Just to remember to "shake the bottle, wake the wax"  and yes, it's every bit as good as the rave reviews at Autopia. Managed to get about 25 odd cars out of my bottle and deciding whether to order a gallon of the stuff right now as it goes!

Bill - glad you're liking it mate - I aim to please Sir


----------



## WHIZZER (Oct 25, 2005)

andy speak to john


----------



## Peter D (Oct 26, 2005)

Yeah, great stuff!
Probably going to order a gallon - works out so much cheaper.


----------



## Suasexed (Oct 25, 2005)

OCW is my next product on my list to try. Sounds so easy to use, it's unbelievable. Will most likely use the OCW over the winter months when it's too cold to spend hours apply layer after layer of declious wax!


----------



## Rich (Oct 26, 2005)

Yeah a Gallon is required next time I think!


----------



## Racer (Oct 27, 2005)

It works great and under a Carnauba wax its just insane, try under nattys blue


----------



## Mattieuk (Oct 26, 2005)

Is there any UK supplier for this product?


----------



## Guest (Oct 27, 2005)

WHIZZER said:


> If you havent then try optimum wax . great product and easy to use


where sells it in the UK?


----------



## Rich (Oct 26, 2005)

Ron @ Motorgeek does chaps.


----------



## Brazo (Oct 27, 2005)

I do really like OCW but it seems too easy, its easy to use, lasts a good while and produces brillinat results but it just seems wrong lol! 

I want to be there with a tin of wax, struggling to remove it and sweating away to achieve the same results ;-)


----------



## Mattieuk (Oct 26, 2005)

Right placed my order....I hope its as good as you guys say


----------



## WHIZZER (Oct 25, 2005)

you wont be disappointed ...


----------



## Rich (Oct 26, 2005)

Mattieuk said:


> Right placed my order....I hope its as good as you guys say


The ideal product for use after wash IMO for when you have not got time for another coat of wax and want your vehicle to look as sharp as before you washed it.


----------



## Mattieuk (Oct 26, 2005)

Rich said:


> The ideal product for use after wash IMO for when you have not got time for another coat of wax and want your vehicle to look as sharp as before you washed it.
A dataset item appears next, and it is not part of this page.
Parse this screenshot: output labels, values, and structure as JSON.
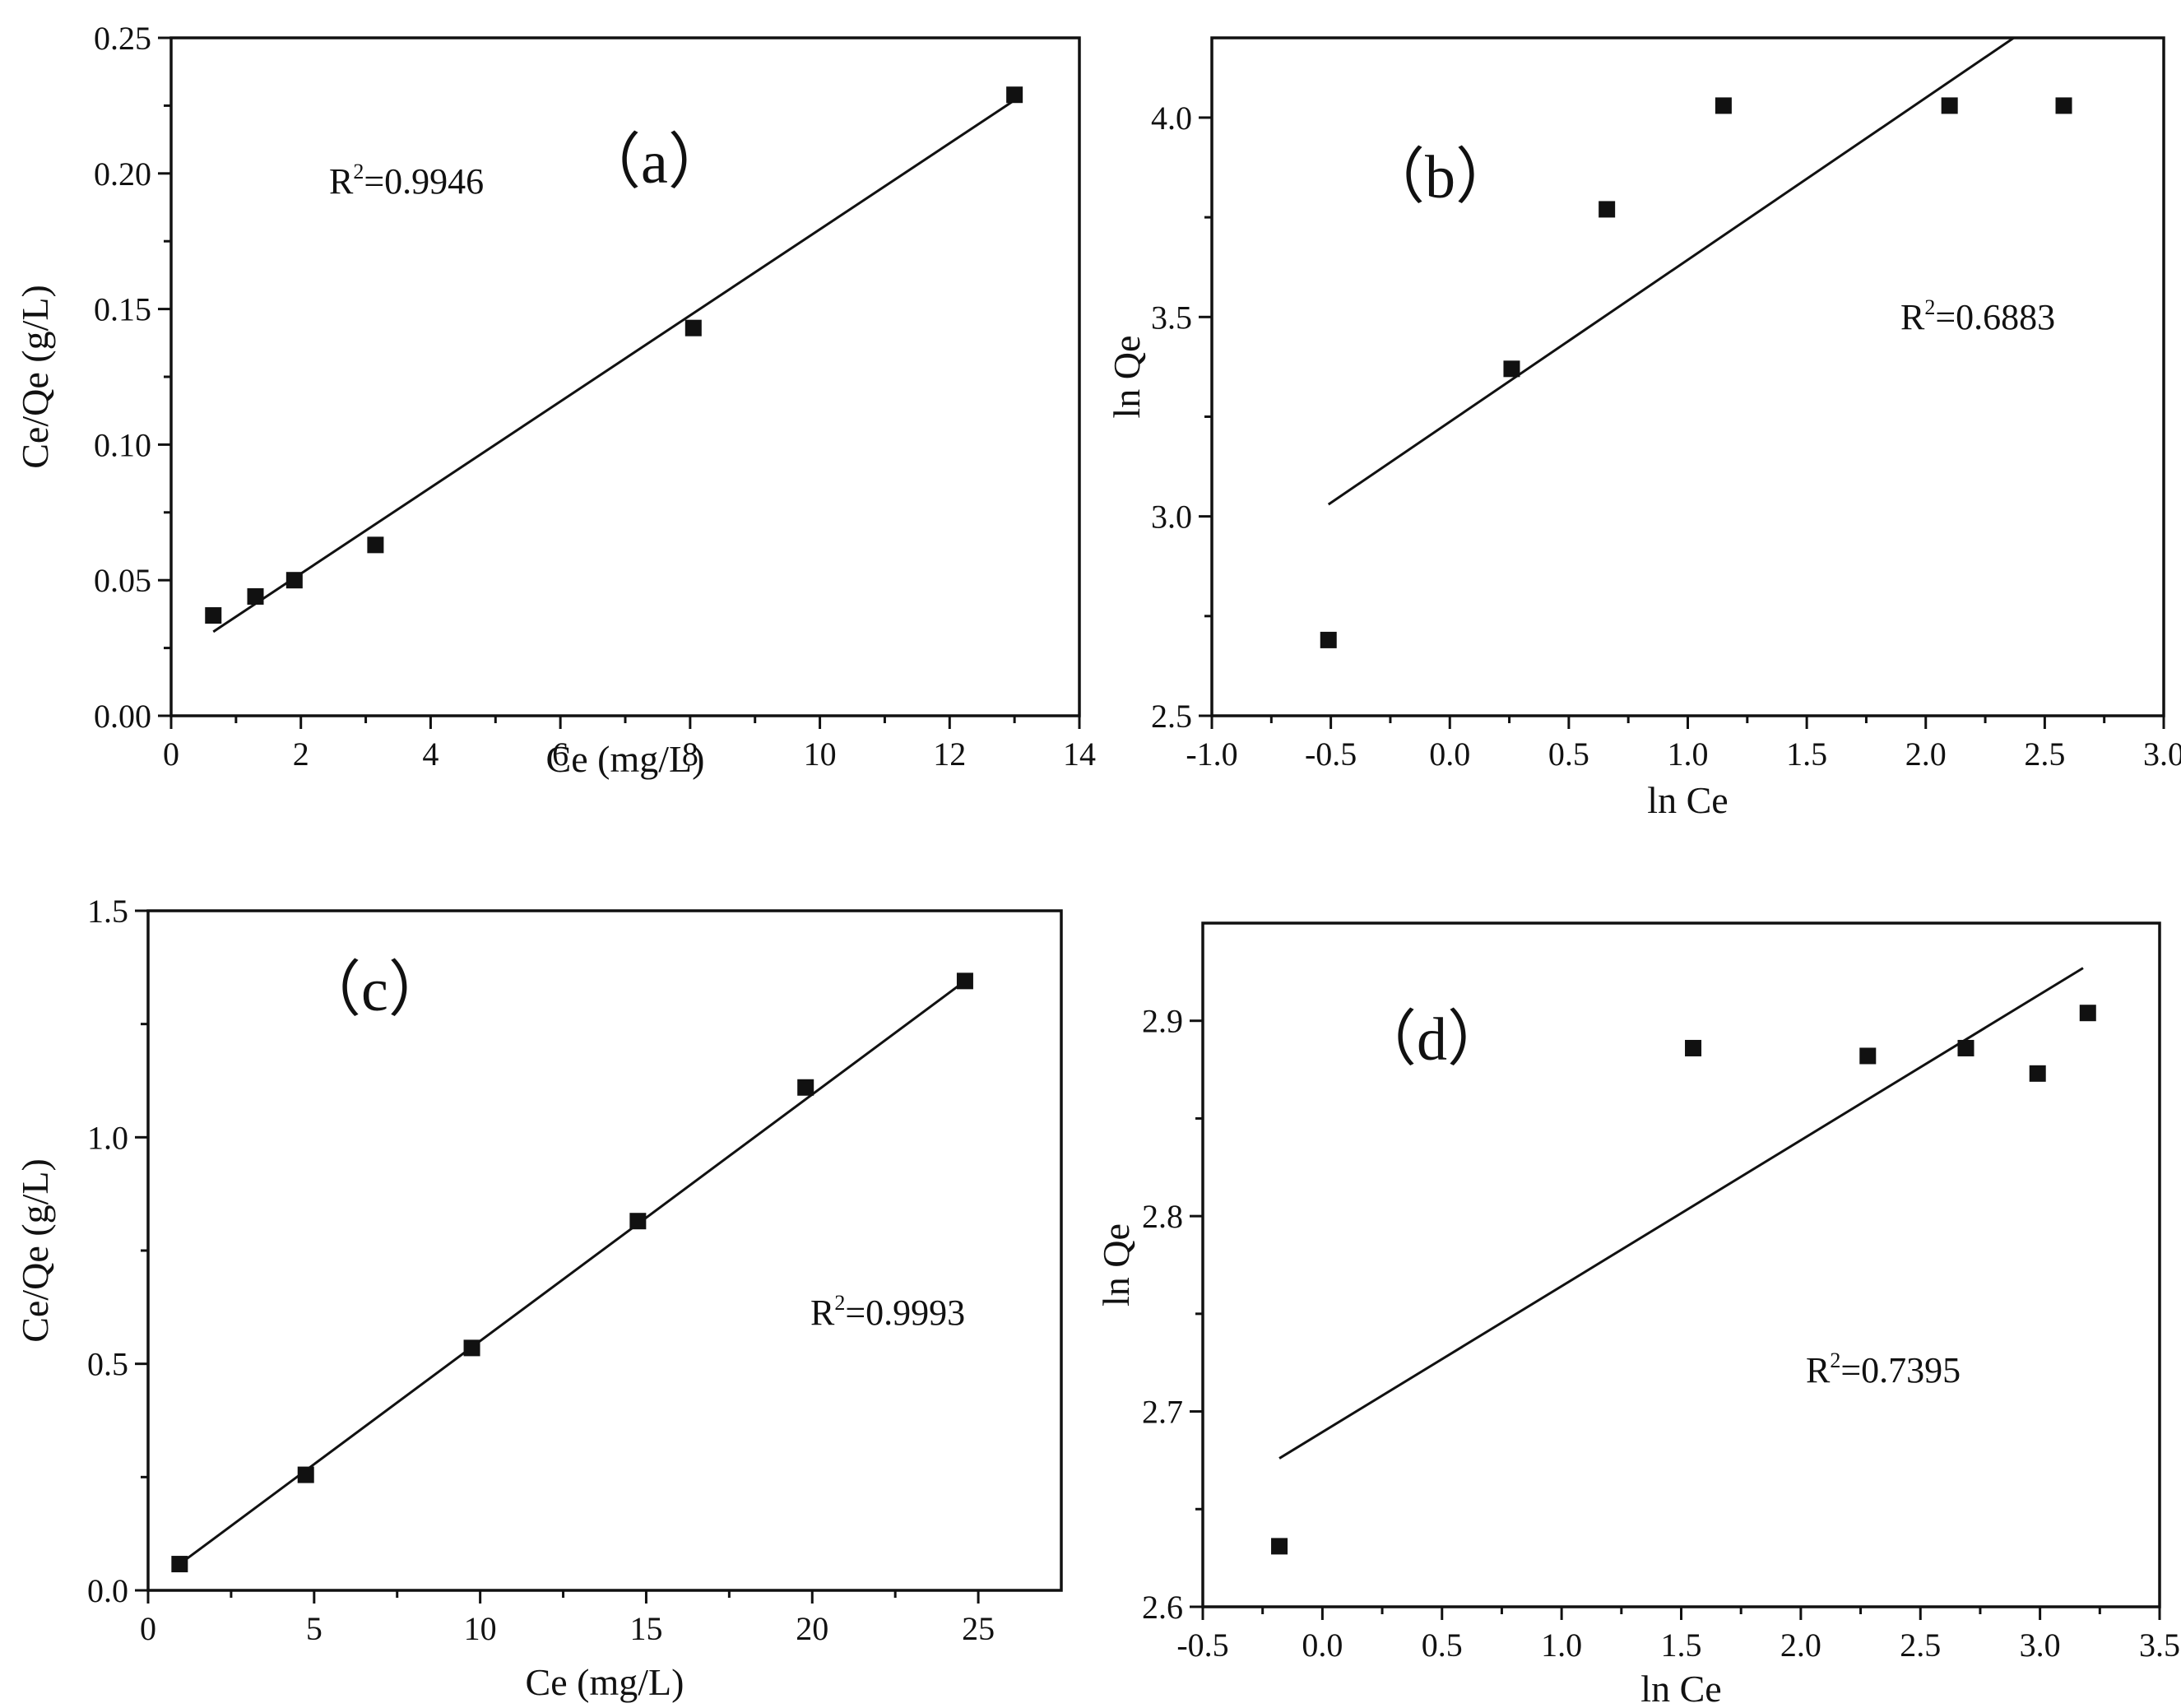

Sounds good to me Rich....I'm currently using the Sonus detailing spray in between waxs as a top up.


----------



## NickSmith (Oct 28, 2005)

Sounds good - and it's the last thing to go on my Leon, this weekend, after Klasse AIO, Poorboys EX (with carnuba), Poorboy's Nattys Blue. Can't wait to do it - applied the Nattys Blue on Wednesday, and it pi55ed down as soon as I stopped buffing! Then 10 miles of sh1t-high country roads to get home  

But, hey-ho - I guess it's for protection more than anything at this time of year, and I'm just glad the muck is gonna come off easy...


----------